Economía

Domestic workers expectant about wage premium law
Empleados domésticos, a la expectativa por ley de primas
11 de Octubre de 2016


Con la aprobación de la ley de primas para empleados domésticos, las agremiaciones de trabajadores dicen tener dudas sobre su alcance. El desconocimiento de la norma y la tramitología son algunas de las problemáticas.


Foto: Cortesía 

A marzo de 2016, el número de trabajadores domésticos afiliados a las Cajas de Compensación Familiar subió a más de 104.000.

Yonatan Rodríguez


economia@elmundo.com


Pese a que los efectos de la Ley 1788 de 2016, que consagra la obligatoriedad de primas para los trabajadores domésticos, se verán entre el 1 y el 20 de diciembre, aún surgen algunos interrogantes sobre a quiénes beneficia y cómo se vigilará su efectivo cumplimiento.
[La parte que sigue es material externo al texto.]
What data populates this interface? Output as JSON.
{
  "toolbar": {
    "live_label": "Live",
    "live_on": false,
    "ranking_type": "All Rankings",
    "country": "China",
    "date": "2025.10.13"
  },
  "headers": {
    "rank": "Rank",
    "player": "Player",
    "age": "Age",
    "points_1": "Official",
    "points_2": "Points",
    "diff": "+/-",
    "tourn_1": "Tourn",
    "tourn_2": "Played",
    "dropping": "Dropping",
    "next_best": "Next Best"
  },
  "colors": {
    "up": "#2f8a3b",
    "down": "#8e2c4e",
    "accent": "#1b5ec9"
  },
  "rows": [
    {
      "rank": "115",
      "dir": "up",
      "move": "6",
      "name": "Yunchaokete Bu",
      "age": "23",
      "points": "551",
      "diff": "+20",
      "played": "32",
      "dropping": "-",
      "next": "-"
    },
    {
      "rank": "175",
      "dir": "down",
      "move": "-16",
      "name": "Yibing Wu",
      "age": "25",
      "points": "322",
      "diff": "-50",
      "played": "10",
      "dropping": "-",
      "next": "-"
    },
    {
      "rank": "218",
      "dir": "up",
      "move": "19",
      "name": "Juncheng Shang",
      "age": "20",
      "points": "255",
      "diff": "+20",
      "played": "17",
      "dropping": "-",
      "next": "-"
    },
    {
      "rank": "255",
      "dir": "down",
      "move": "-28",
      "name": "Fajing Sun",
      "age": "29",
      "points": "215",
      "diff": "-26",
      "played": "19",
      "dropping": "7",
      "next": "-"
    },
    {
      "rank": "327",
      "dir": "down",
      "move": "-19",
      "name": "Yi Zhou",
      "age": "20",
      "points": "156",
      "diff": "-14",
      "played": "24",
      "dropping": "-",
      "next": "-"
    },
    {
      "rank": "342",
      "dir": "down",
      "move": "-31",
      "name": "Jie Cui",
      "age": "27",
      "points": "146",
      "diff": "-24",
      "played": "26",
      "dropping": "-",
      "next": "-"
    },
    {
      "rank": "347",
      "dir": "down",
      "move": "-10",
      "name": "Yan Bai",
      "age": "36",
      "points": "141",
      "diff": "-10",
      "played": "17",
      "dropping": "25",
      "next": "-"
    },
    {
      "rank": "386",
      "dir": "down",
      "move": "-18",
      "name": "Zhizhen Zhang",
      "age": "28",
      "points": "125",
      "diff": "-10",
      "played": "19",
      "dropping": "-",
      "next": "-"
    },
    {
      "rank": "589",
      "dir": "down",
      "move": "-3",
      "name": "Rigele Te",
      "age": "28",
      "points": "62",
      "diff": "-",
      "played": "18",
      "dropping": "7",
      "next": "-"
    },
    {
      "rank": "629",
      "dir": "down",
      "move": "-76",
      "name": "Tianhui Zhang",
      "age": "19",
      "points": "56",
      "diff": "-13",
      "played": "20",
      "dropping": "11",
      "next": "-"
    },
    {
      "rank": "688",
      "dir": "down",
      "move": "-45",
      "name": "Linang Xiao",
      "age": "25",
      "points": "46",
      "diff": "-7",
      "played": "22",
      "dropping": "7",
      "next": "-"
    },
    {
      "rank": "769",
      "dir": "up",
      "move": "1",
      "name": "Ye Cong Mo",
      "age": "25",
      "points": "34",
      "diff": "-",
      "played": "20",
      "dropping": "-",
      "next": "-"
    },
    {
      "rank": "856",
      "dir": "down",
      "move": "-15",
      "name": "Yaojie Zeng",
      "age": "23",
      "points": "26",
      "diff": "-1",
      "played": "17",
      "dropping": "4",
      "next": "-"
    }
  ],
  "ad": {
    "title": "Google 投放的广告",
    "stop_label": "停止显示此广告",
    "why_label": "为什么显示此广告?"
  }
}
Aunque las agremiaciones han manifestado su entusiasmo por la legislación, tanto el desconocimiento de la norma como la tramitología que implica, se han convertido en un factor de preocupación para sus beneficiarios y hasta para los mismos empleadores, así lo expresó Andrea Londoño, coordinadora del programa Hablemos de empleadas domésticas, adscrito a la fundación Bien Humano. “Estamos expectantes a la cercanía del mes de diciembre, que será la primera vez que las trabajadoras domésticas reciban este beneficio salarial por ley, que también incluye a los choferes familiares, los jardineros y los mayordomos. Queremos facilitarles a los empleadores el cumplimiento de sus deberes, porque las diligencias son muy complejas”. 


Londoño explicó también que debido a esta complejidad en los trámites, muchos empleadores han preferido evitar la regulación y bonificar económicamente a sus trabajadores, para que sean ellos mismos quienes se encarguen del trámite. Un dinero que en la mayoría de los casos termina usado en gastos personales debido a la precariedad económica de las empleadas o a la misma dificultad para gestionar la documentación. 


A su modo de ver, Claribeth Palacios, vocera del sindicato Unión de Trabajadoras del Servicio Doméstico (Utrasd), una agremiación que convoca a cerca de 150 mujeres, asegura que el desconocimiento de la norma no puede ser una excusa para incumplirla: “Estamos felices con el apoyo que ha mostrado el Congreso y el Gobierno, pero ahora es que comienza la tarea más dura, porque en nuestro país se hacen muchas leyes pero se cumplen pocas. Tenemos que hacerle entender a la gente que se trata más que de igualdad laboral, de un asunto de derechos humanos”, aclara la vocera, quien dice tener buena fe en los empleadores y en el cumplimiento oportuno de los pagos. 


Palacios explica que aunque esperan la mejor disposición respecto a la aplicación de esta nueva normativa, las denuncias, que se pueden realizar ante los centros de atención laboral y el Ministerio de la Protección Social, deben ser rigurosas y oportunas en la gestión de las conciliaciones. 


Ante las consultas sobre los posibles incumplimientos de la ley, la ministra del Trabajo, Clara López, comentó: “En la mitad de los casos el contrato de los empleados es verbal, pero por eso no deja de ser un contrato. Precisamente la igualdad de derechos laborales implica la igualdad de acceso a la justicia administrativa. Entonces, desde luego, habrá multas por incumplimiento”, sentenció la jefa de la cartera laboral sobre la ley que cobija a 730.000  trabajadores domésticos.



Sobre el sindicato

La Unión de Trabajadoras del Servicio Doméstico (Utrasd),  nació el 1 de marzo de 2013 por iniciativa de 28 mujeres de raza negra, provenientes en su mayoría del flujo migratorio del departamento del Chocó. Aunque el componente afro es uno de los pilares de la organización, el colectivo promulga la inclusión y entre sus cerca de 150 miembros cuentan con trabajadoras de origen indígena y mestizo. El sindicato responde a los esfuerzos mundiales por reivindicar los derechos de las trabajadoras domésticas en el país, enmarcado en el convenio 189 de la Organización Internacional del Trabajo, suscrito por Colombia en 2012, y que  trata de regular los derechos de las trabajadoras domésticas, quienes padecen múltiple discriminación en razón de su condición de mujeres, de negras y de pobres. Ya que alrededor del 91% de las internas del país trabajan entre 10 y 18 horas diarias, y sólo el 9% labora las 10 horas de ley.